Segue sendo assustador imaginar que este tipo de homem continua circulando entre nós. Veja bem, não há nenhum mal em ser “simples” e guiar-se por uma filosofia de vida que se resume a “comer, beber, cagar, foder… e lutar por mais”. O problema é forçar as pessoas de sua convivência a engolir este tipo de filosofia, na maior parte do tempo de jeito truculento e intimidador.

Lembrei da canção “Casa no campo”, cantada por Elis Regina, associando com uma imagem de uma publicação do Instagram, de tantas imagens estáticas e em movimento que entupi minhas vistas (cansadas) no dia de hoje:


Eu quero uma casa no campo
Onde eu possa compor muitos rocks rurais
E tenha somente a certeza
Dos amigos do peito e nada mais

Eu quero uma casa no campo
Onde eu possa ficar do tamanho da paz
E tenha somente a certeza
Dos limites do corpo e nada mais

Eu quero carneiros e cabras
Pastando solenes no meu jardim
Eu quero o silêncio das línguas cansadas

Eu quero a esperança de óculos
E meu filho de cuca legal
Eu quero plantar e colher com a mão
A pimenta e o sal

Eu quero uma casa no campo
Do tamanho ideal, pau-a-pique e sapê

Onde eu possa plantar meus amigos
Meus discos e livros, e nada mais
Onde eu possa plantar meus amigos
Meus discos, meus livros e nada mais
Onde eu possa plantar meus amigos
Meus discos e livros, e nada mais

 

Desde que conheci esta música, eu sempre quis esta casa no campo. Entretanto, como frequentei algumas casas no campo desde a infância, sabia que o trabalho no campo é árduo, cuidar de plantações e animais. Talvez uma “simples” chácara, como a que fomos convidados para conhecer e passar umas horinhas na piscina (ou na beira da piscina, como eu fiquei, sendo devorado por borrachudos).

Apesar disso, foi uma tarde muito interessante, se eu contar que a chácara é de um casal de médicos, com uma filha única pré-adolescente, pomar com várias árvores diferentes – jaqueira, mangueira, jabuticabeira, pitangueira, etc... e flores, e uma “casa de boneca” de madeira enorme e, dentro da casa principal um quarto dedicado ao hobby do homem – aeromodelismo.

É uma realidade ainda distante de nós (minha família e eu), enfrentando o cotidiano para pagar aluguel, alimentação e umas poucas regalias (internet, lanche de vez em quando, etc).

Quero deixar claro que, na minha caminhada atrás dos dez pães e 1 litro de leite, eu pensei no trecho da série Sense8 e também num filme que amo “Peixe Grande e suas histórias maravilhosas”, apresentado pelo amigo Gilson Cardoso à nossa equipe da época no Núcleo de Atendimento Psicopedagógico, da Secretaria Municipal de Educação de Marília-SP.

“Peixe Grande e suas histórias maravilhosas” tem um enredo lindo, encantador, todo ele. Todavia, há um trecho-chave, cujo acontecimento na história faz todo enredo possível.
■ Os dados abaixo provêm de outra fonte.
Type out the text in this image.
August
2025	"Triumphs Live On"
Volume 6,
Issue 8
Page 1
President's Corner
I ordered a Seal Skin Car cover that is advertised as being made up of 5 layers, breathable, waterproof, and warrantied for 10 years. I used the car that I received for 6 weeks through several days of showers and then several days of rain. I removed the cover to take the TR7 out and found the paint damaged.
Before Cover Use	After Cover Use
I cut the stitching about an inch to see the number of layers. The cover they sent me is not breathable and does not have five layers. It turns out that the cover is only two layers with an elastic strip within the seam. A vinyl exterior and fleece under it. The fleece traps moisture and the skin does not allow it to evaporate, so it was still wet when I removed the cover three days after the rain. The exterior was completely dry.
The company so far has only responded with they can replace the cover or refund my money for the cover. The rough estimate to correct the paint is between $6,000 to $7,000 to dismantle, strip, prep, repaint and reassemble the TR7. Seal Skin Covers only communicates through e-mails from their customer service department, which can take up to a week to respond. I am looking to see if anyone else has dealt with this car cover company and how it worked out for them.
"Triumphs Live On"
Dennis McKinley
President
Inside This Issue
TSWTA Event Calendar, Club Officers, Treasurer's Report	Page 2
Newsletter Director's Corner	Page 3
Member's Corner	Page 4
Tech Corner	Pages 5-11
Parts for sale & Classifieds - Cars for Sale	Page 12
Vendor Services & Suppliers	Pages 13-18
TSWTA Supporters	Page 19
Se você pretende assistir ao filme – o que recomendo fortemente, o spoiler que darei logo mais não estraga a experiência.

O personagem principal, quando adolescente junto com outros dois amigos, descobrem como irão morrer, cada um de um modo e épocas diferentes. E, desde então, esta questão me atormenta: como seria se eu soubesse o modo e quando irei morrer, viveria os dias até lá de modo melhor e mais intenso? É possível tantas elucubrações acerca de viver sem saber o dia e enredo da própria morte... Então como gastar todos estes dias?

Neste momento em que me organizei para registrar os pensamentos e os questionamentos, obviamente, outras ideias e associações foram surgindo e, simplesmente fui adicionando, como a letra de “Casa no Campo” e a breve descrição da visita à chácara do casal de médicos.

Basicamente, pensamentos e questionamentos sobre o nonsense que é estar vivo e consciente sobre a existência, ou seja, nada novo debaixo do sol escaldante, da promessa chuva, de terremotos catastróficos em terras longínquas, com pouquíssimas almas dispostas a sentarem e escutarem nossas neuroses...

E você que me lê, vivo, provavelmente (e eu, terei partido?), a vida é simples? Comer, beber, cagar, foder e lutar por mais? Ou mais do que o funcionamento fisiológico de um animal mamífero?